MSc Information Management at UWE Bristol

CILIP’s Employer Engagement Event : Leading future workforce development.   

Posted by Judith Stewart | 0 Comments 
15Nov2016

This event took place at City, University of London on Wednesday 2ndNovember, and was a gathering of employers from different library and information sectors, and representatives of iSchools and LIS Programmes.  The purpose of the day was first to clarify the skills and knowledge that current and future Information Professionals need to fulfil the requirements of employers in our complex information environment.  And second to hear what areas of knowledge and skills are felt to be lacking in the current workforce and how best these gaps can be filled.

Mandy Powell, representing CILIP (because Simon Berney Edwards was unable to attend), outlined the findings of a recent (2014/5) study to map the Library, Archives, records, Information Management, and Knowledge Management professions.

One of the key findings was that women are under- represented to a level of 50% in senior management, despite forming 78.1% of the workforce.  We are also an ageing workforce, with 55.3% being over 45; 12% higher than the equivalent figure for the UK as a whole. Further details and statistics are available in the executive summary of the report which can be found here: http://www.cilip.org.uk/sites/default/files/documents/executive_summary_nov_2015-5_a4web.pdf

Drawing on a Government commissioned report The Future of Jobs and Skills in 2030 (2014) Mandy reminded us that we need to think long term, and consider

·         What services will look like
·         How they will  be governed
·         How they will be delivered

We need to consider increasing diversity in information work, and the blurring of definitions and divisions between professions and skill sets.

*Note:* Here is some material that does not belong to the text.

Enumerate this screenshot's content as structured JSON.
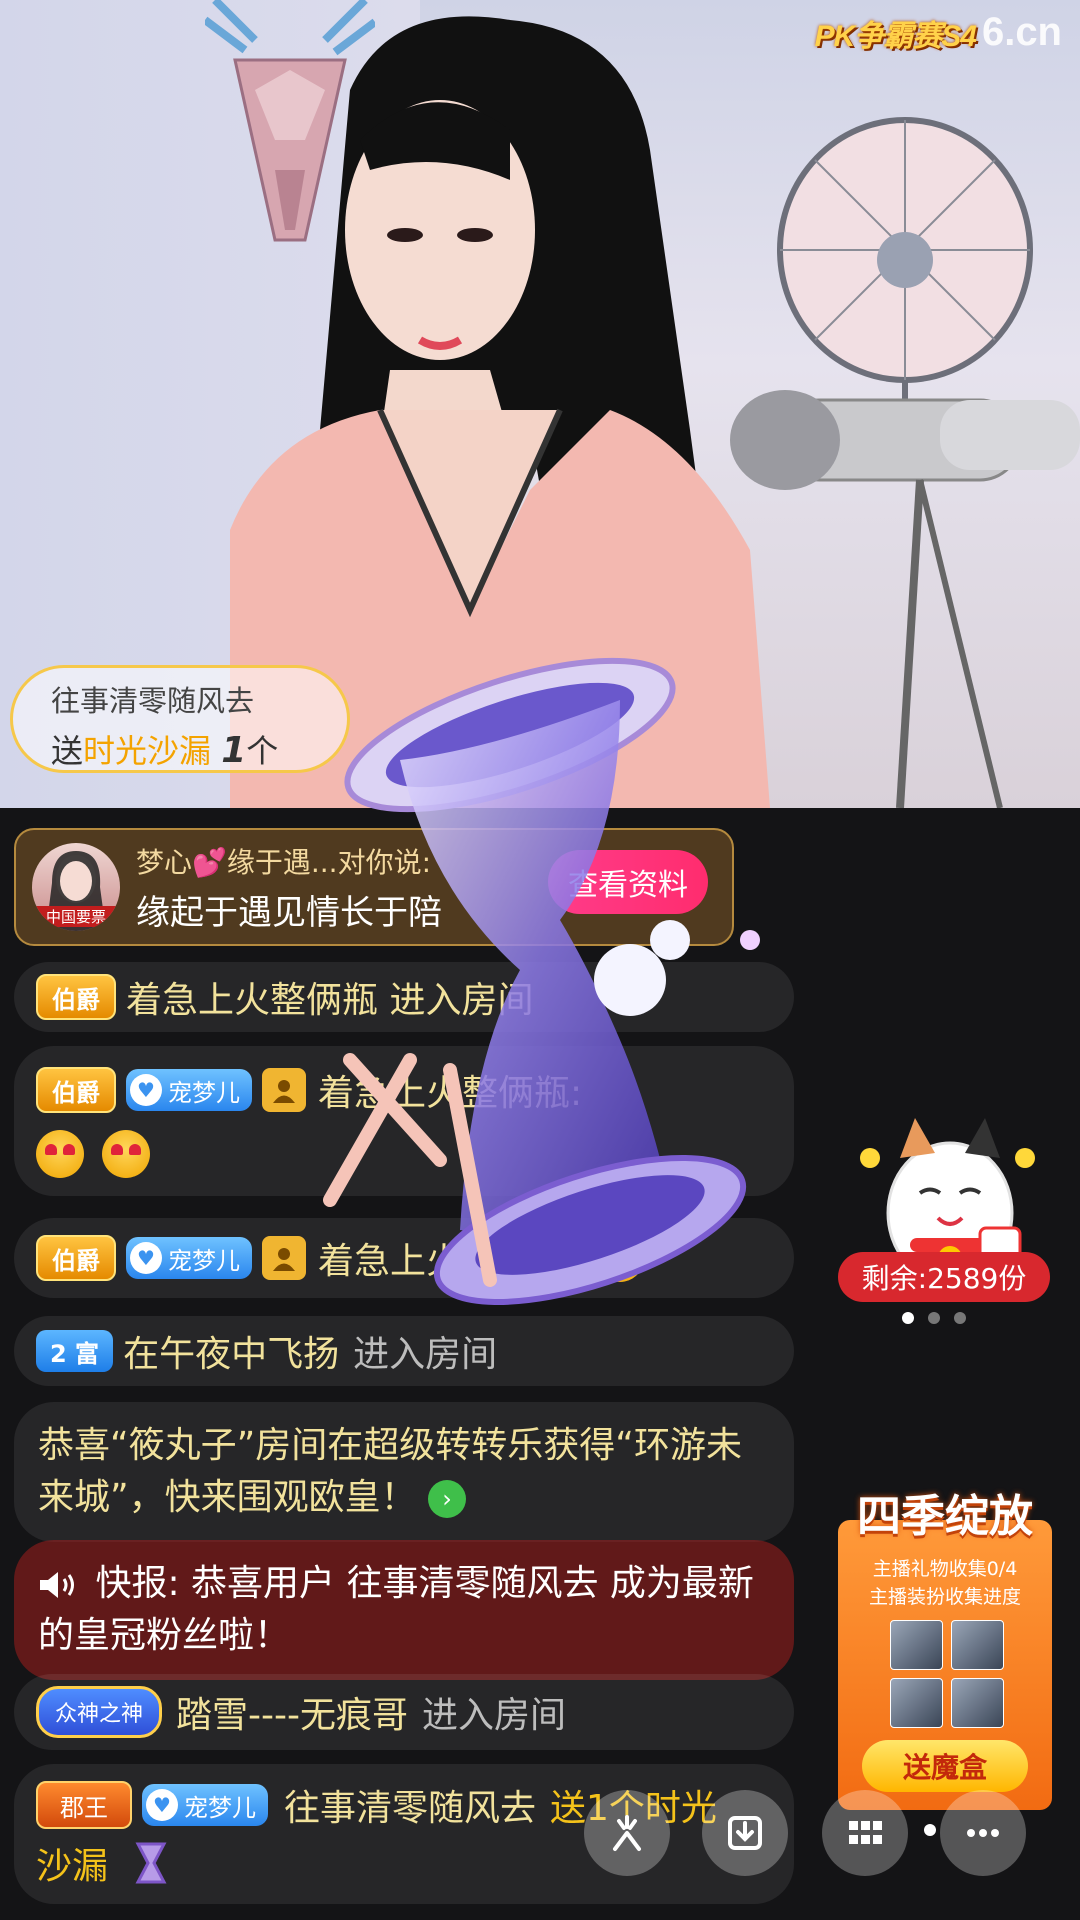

It has emerged that there is a gap in careers advice for young people who want to, or who have the attitudes and aptitudes suiting them for information work – especially in relation to vocational routes other than through higher education. The dominance of advice to enter higher education and pressures to ‘get a degree’ have obviously contributed to this.

CILIP’s call to action based on this included the following:

·         To develop a shared sense of vision and direction
·         To resolve the disconnect between employers and learning providers
·         To understand the changing face and shape of the workforce
·         To take a holistic view of knowledge, skills, attitudes and competencies required for the future
·         To design strategies and pathways that meet these needs.

A panel of employers from different sectors including public, academic, Government, commercial and health shared their perspectives on future skills and abilities.

There were many commonalities in the skills and attitudes felt to be required by future information professionals in different environments. These included flexibility, and an ability to be a generalist, to take on different roles depending on need within the organisation.

In terms of skills there was a significant emphasis on commercial and business awareness; the ability to work across departments, to negotiate and to understand the language and perspective of customers, service users, suppliers and host organisations. Also to understand the role of information and knowledge management and its value to the organisation.

High levels of Information Literacy and criticality were almost a given, but were emphasised by Nick Poole, CILIP’s Chief Executive. Data literacy and data management skills also featured, along with the ability to analyse and use data to contribute to the goals of the organisation.

For Health Education England, David Stewart described librarians as being ‘business critical’, while Stephen Phillips, an Executive Director at Morgan Stanley and head of Business Information Services, Analytics, Publishing and Translations, said it is important that information professionals understand the drivers of their organisation, and where their service fits in its goals and capabilities. To see themselves as equals, not as service provider or client.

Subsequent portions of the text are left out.